No idea why the last post has such oddball font.
Last night at the writer’s group I attend, I asked the others what story scared them so much that it has stayed with them. It started an interesting discussion that I wanted to continue here.
We listed those stories that still scare us, like ‘Salem’s Lot’ by Stephen King (he made it so believable), ‘The Tell-Tale Heart’ by Edgar Allen Poe, (the rhythm of the heartbeat in the words), ‘The Haunting of Hill House’ by Shirley Jackson (as Stephen King has said, she can terrorize without yelling).

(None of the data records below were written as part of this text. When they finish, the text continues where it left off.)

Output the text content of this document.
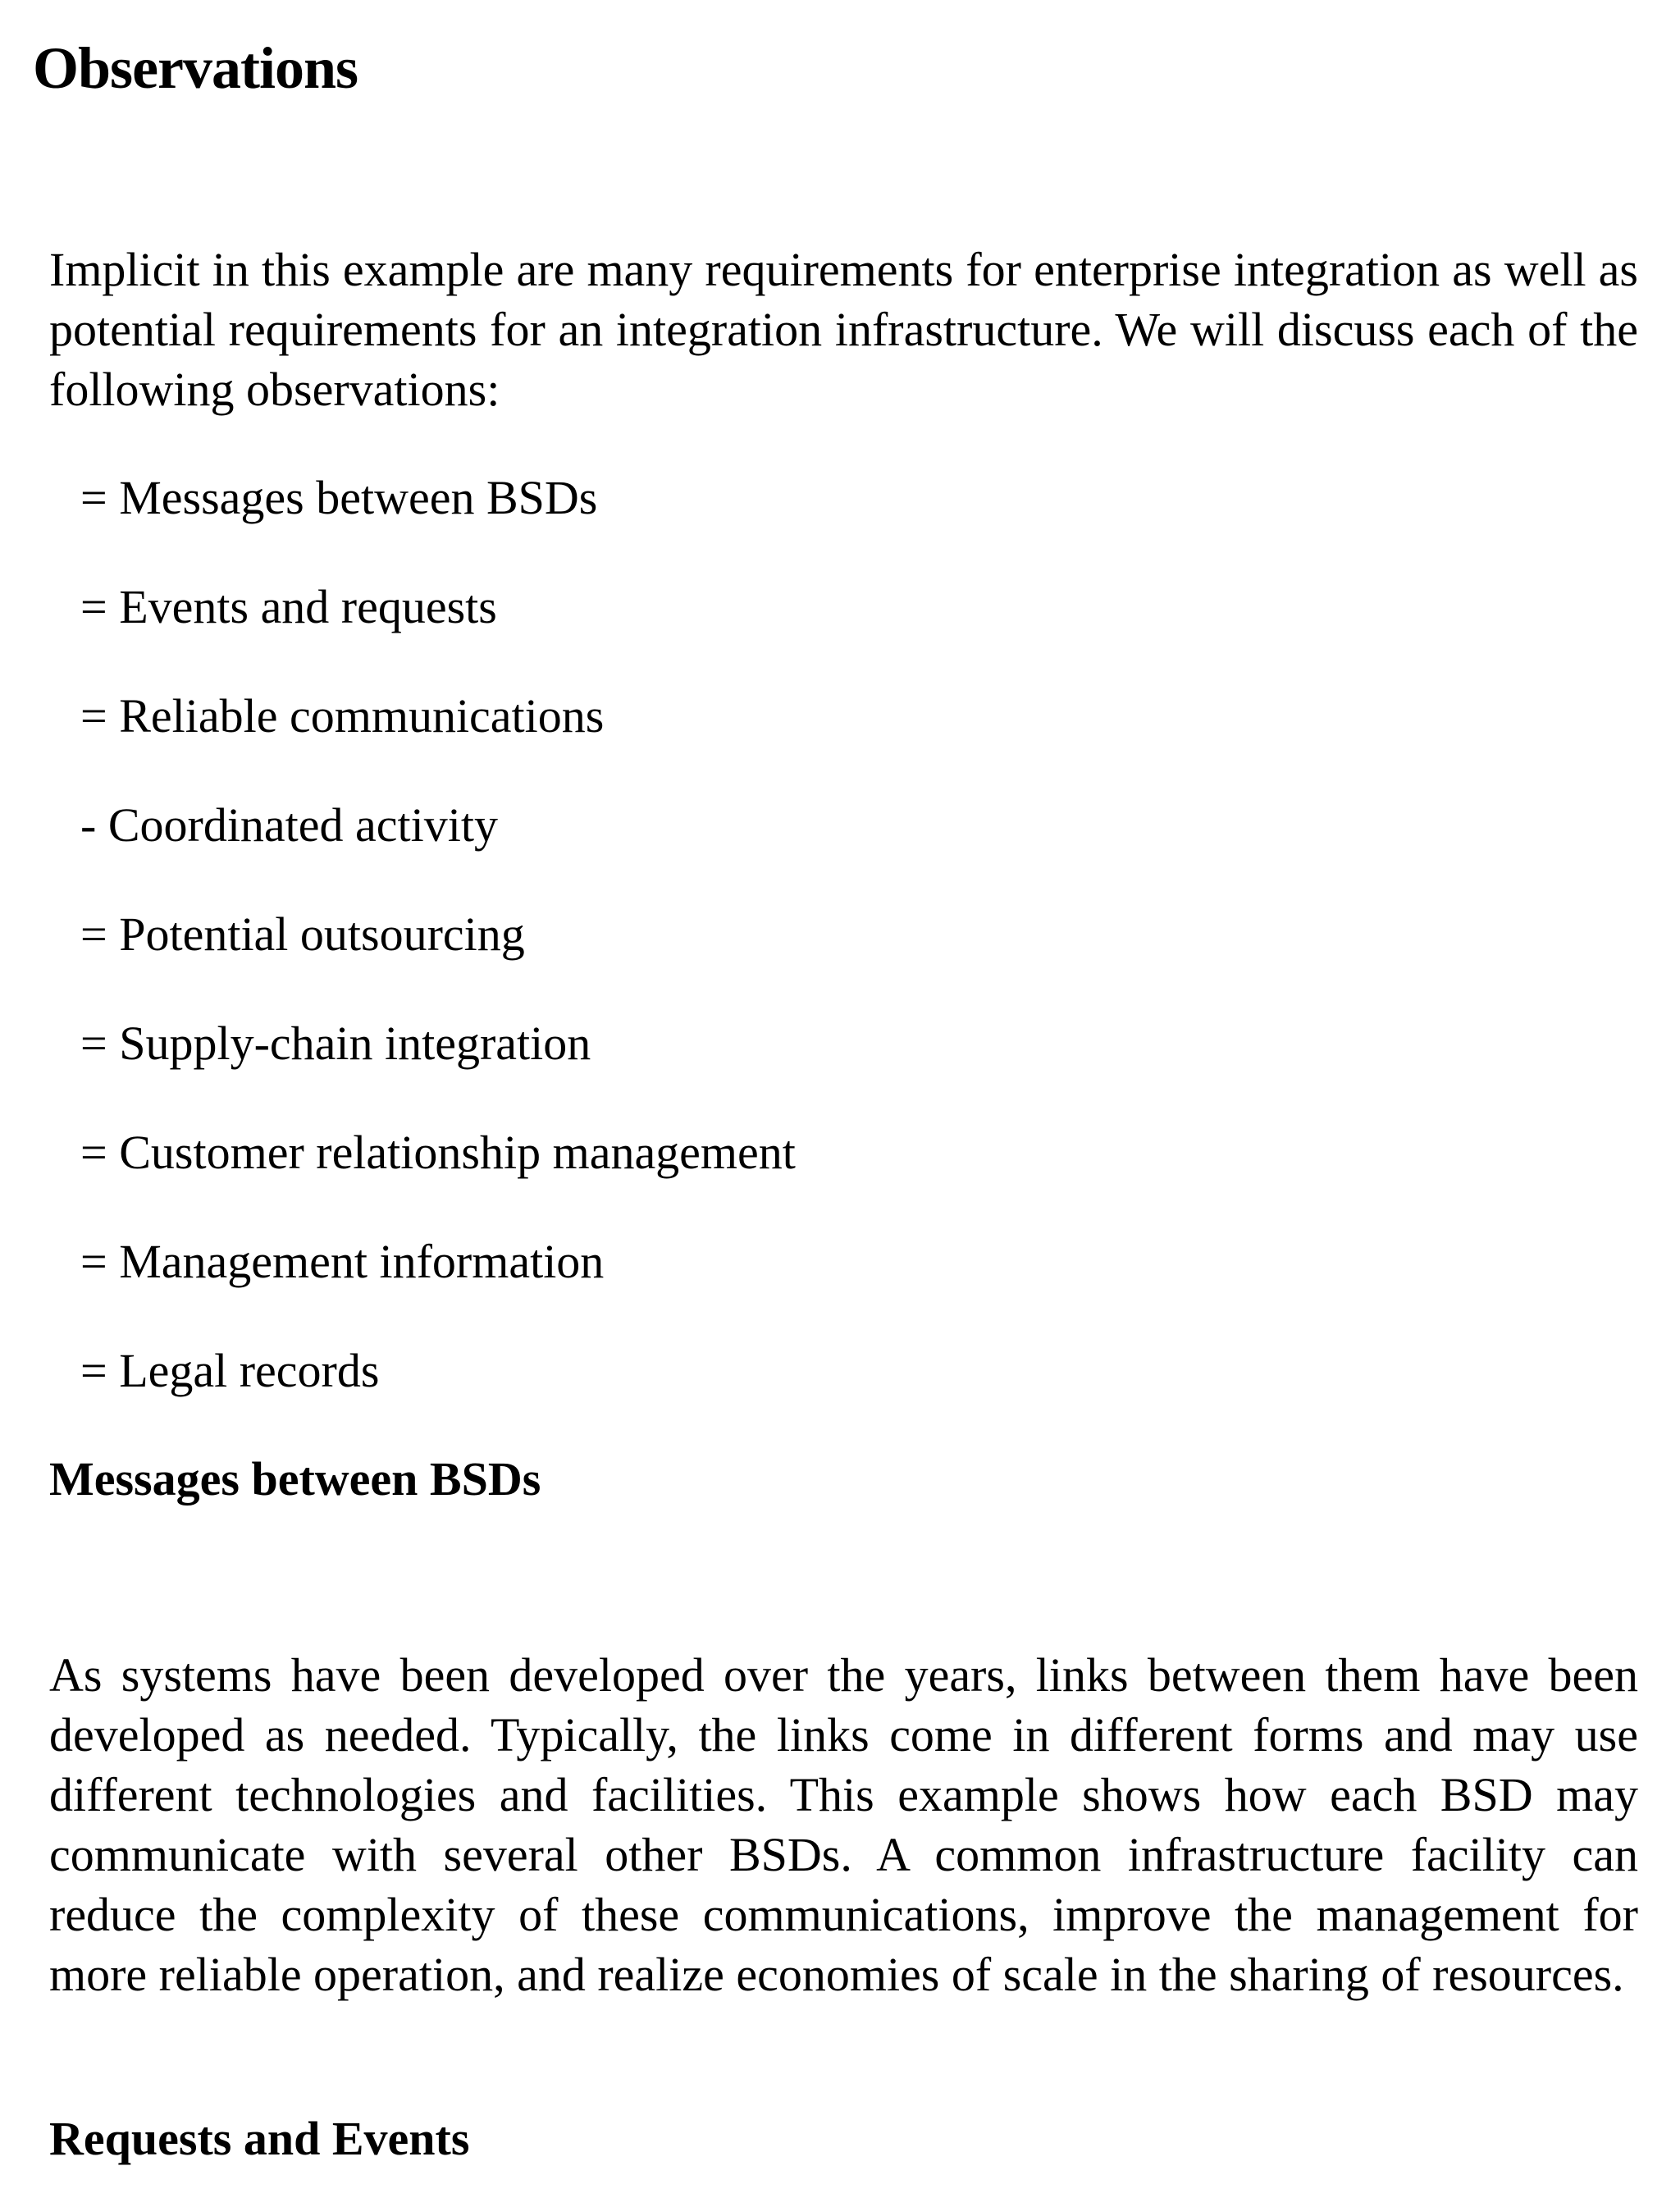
Observations

Implicit in this example are many requirements for enterprise integration as well as potential requirements for an integration infrastructure. We will discuss each of the following observations:

= Messages between BSDs
= Events and requests
= Reliable communications
- Coordinated activity
= Potential outsourcing
= Supply-chain integration
= Customer relationship management
= Management information
= Legal records
Messages between BSDs

As systems have been developed over the years, links between them have been developed as needed. Typically, the links come in different forms and may use different technologies and facilities. This example shows how each BSD may communicate with several other BSDs. A common infrastructure facility can reduce the complexity of these communications, improve the management for more reliable operation, and realize economies of scale in the sharing of resources.

Requests and Events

What was interesting was that none of the stories that scared us and still haunt us, had anything to do with blood and gore, but with pacing, tension, word use, the slow escalation, the unexpected. By unexpected I don’t mean the creature under the bed. If you’ve read Shirley Jackson’s book there’s a scene with a terrified young woman holding tight to her friend’s hand in a dark bedroom while something pounds on the door. The reader is directed to that ghostly terror outside the room trying to get in, until the light comes back on and the totally unexpected, totally creepy part, is inside the room. It’s a great example of directing the reader’s attention unobtrusively in one direction, while the author sneaks up behind the reader.
Of course you’d expect writers to focus on the craft of the scary story, but I think they have pinpointed what scares us in these kinds of books, whether you’re a writer or not. A character to care about. That niggling faint feeling that something is about to happen, the sense of doom rushing toward you.
In all fiction though, there are moments in our stories where we need to accomplish the same thing. Tiny moments of pushing our reader to the edge of the seat, whether that’s in a romance, a western, or a mystery. I think we could learn how to make those tiny pieces of our plots more breathless by studying the structure of those scary masterpieces.
Besides, Halloween is coming. It’s time for me to dust off Shirley Jackson’s book and read it again.
Oh, and by the way, photos can be terrifying, too…for a parent!